Percussion-Optionen von Vintage B3 in Logic Pro für iPad

Vintage B3 emuliert die Key-Percussion-Funktionen der Original-B3. Die Percussion-Funktion steht nur für das obere Manual zur Verfügung. Der Effekt addiert den zweiten oder dritten Partialton zur Attack-Hüllkurve jeder Note. Dieser Perkussionston verklingt schnell, sodass nur die mit den Zugriegeln eingestellten Töne übrig bleiben.

Der Percussion-Effekt ist zwar polyphon, aber er wird immer nur ausgelöst, nachdem alle Tasten des Manuals losgelassen wurden. Wenn du also die Noten absetzt, erklingen neu angeschlagene Noten oder Akkorde mit Percussion. Wenn du legato spielst oder andere Töne des oberen Manuals hältst, wird die Percussion bei neu angeschlagenen Noten nicht ausgelöst.

Wichtig: Die Percussion-Steuerungen sind auf zwei Oberflächenbereiche aufgeteilt: Percussion und Percussion-Optionen.

Abbildung. Percussion-Optionen für Vintage B3

Parameter „Percussion Options“

  • Tasten „Percussion Polyphonic“: Bestimme das Verhalten des Percussion-Effekts.

    • Mono: Aktiviere dies, um mit jedem Tastendruck einen Mono-Percussion-Effekt zu triggern.

    • Para: Aktiviere dies, um einen polyphonen Percussion-Effekt zu triggern. Jede gespielte Note in einem Akkord, triggert den Effekt.

    • Poly: Aktiviere dies, um einen polyphonen Percussion-Effekt zu erzeugen, der erst (erneut) ausgelöst wird, nachdem alle Tasten des Manuals losgelassen wurden. Wenn du also die Noten absetzt, erklingen neu angeschlagene Noten oder Akkorde mit Percussion. Wenn du legato spielst oder andere Töne des oberen Manuals hältst, wird die Percussion bei neu angeschlagenen Noten nicht ausgelöst.

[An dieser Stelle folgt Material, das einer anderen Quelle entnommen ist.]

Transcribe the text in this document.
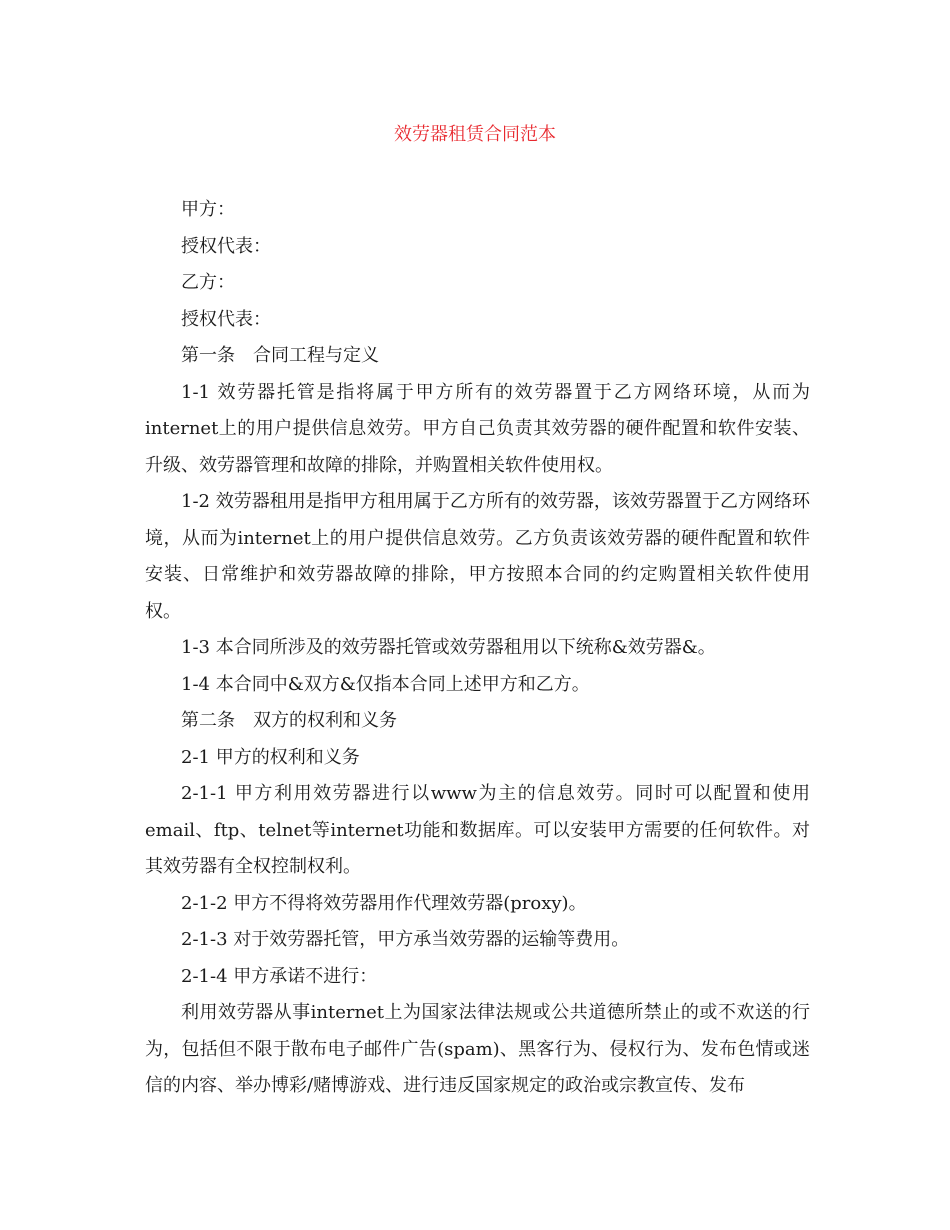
效劳器租赁合同范本

甲方：

授权代表：

乙方：

授权代表：

第一条　合同工程与定义

1-1 效劳器托管是指将属于甲方所有的效劳器置于乙方网络环境，从而为internet上的用户提供信息效劳。甲方自己负责其效劳器的硬件配置和软件安装、升级、效劳器管理和故障的排除，并购置相关软件使用权。

1-2 效劳器租用是指甲方租用属于乙方所有的效劳器，该效劳器置于乙方网络环境，从而为internet上的用户提供信息效劳。乙方负责该效劳器的硬件配置和软件安装、日常维护和效劳器故障的排除，甲方按照本合同的约定购置相关软件使用权。

1-3 本合同所涉及的效劳器托管或效劳器租用以下统称&效劳器&。

1-4 本合同中&双方&仅指本合同上述甲方和乙方。

第二条　双方的权利和义务

2-1 甲方的权利和义务

2-1-1 甲方利用效劳器进行以www为主的信息效劳。同时可以配置和使用email、ftp、telnet等internet功能和数据库。可以安装甲方需要的任何软件。对其效劳器有全权控制权利。

2-1-2 甲方不得将效劳器用作代理效劳器(proxy)。

2-1-3 对于效劳器托管，甲方承当效劳器的运输等费用。

2-1-4 甲方承诺不进行：

利用效劳器从事internet上为国家法律法规或公共道德所禁止的或不欢送的行为，包括但不限于散布电子邮件广告(spam)、黑客行为、侵权行为、发布色情或迷信的内容、举办博彩/赌博游戏、进行违反国家规定的政治或宗教宣传、发布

  • Schalter „Percussion Mode“: Mit „Only B“ simulierst du eine Einschränkung der Preset-Taste „B“. Wenn du auf die Percussion auch bei den anderen Presets nicht verzichten möchtest, wähle „Always“. Weitere Informationen findest du unter Verwenden der Preset Keys von Vintage B3.

  • Drehregler und Felder „Perc Slow/Fast“: Bestimme jeweils eine separate Decay-Zeit der Percussion für die unterschiedlichen Einstellungen des Time-Schalters (langsam/schnell). Wird „Perc Slow“ auf das Maximum eingestellt, erfolgt kein Percussion-Decay.

  • Drehregler und Feld „Perc Time“: Lege die gesamte Decay-Zeit fest, die die Werte für die Drehregler „Perc Slow/Fast“ skaliert.

  • Drehregler und Felder „Perc Soft/Normal“: Bestimme jeweils einen niedrigen (soft) und einen hohen (normalen) Pegel für die unterschiedlichen Einstellungen des Perc Volume-Schalters (hoch/niedrig). Dies ist eine Verbesserung gegenüber der Hammond B3, bei der „Time und „Volume“ nur ein- oder ausgeschaltet werden konnten.

  • Drehregler und Feld „Perc Level“: Lege den gesamte Percussion-Pegel fest, der die Werte für die Drehregler „Perc Soft/Normal“ skaliert.

  • Drehregler und Feld „Upper Level“: Bestimme die Balance zwischen oberem Manual (mit der Percussion) und dem unteren Manual bzw. den Pedalen. Bei der Hammond B3 steht die Percussion nur der Preset-Taste B (dem deutschen H, also der höchsten Preset-Taste) zur Verfügung. Weitere Informationen findest du unter Verwenden der Preset Keys von Vintage B3.

  • Drehregler und Feld „Perc Velocity“: Hier kannst du einstellen, wie sehr sich die Anschlagsdynamik (Velocity) auf den Percussion-Pegel auswirkt. Die originale Hammond B3 ist allerdings nicht anschlagsdynamisch spielbar. Wenn du Percussion auf einem B3 verwendest, wird der Pegel der normalen, nicht-perkussiven Register reduziert.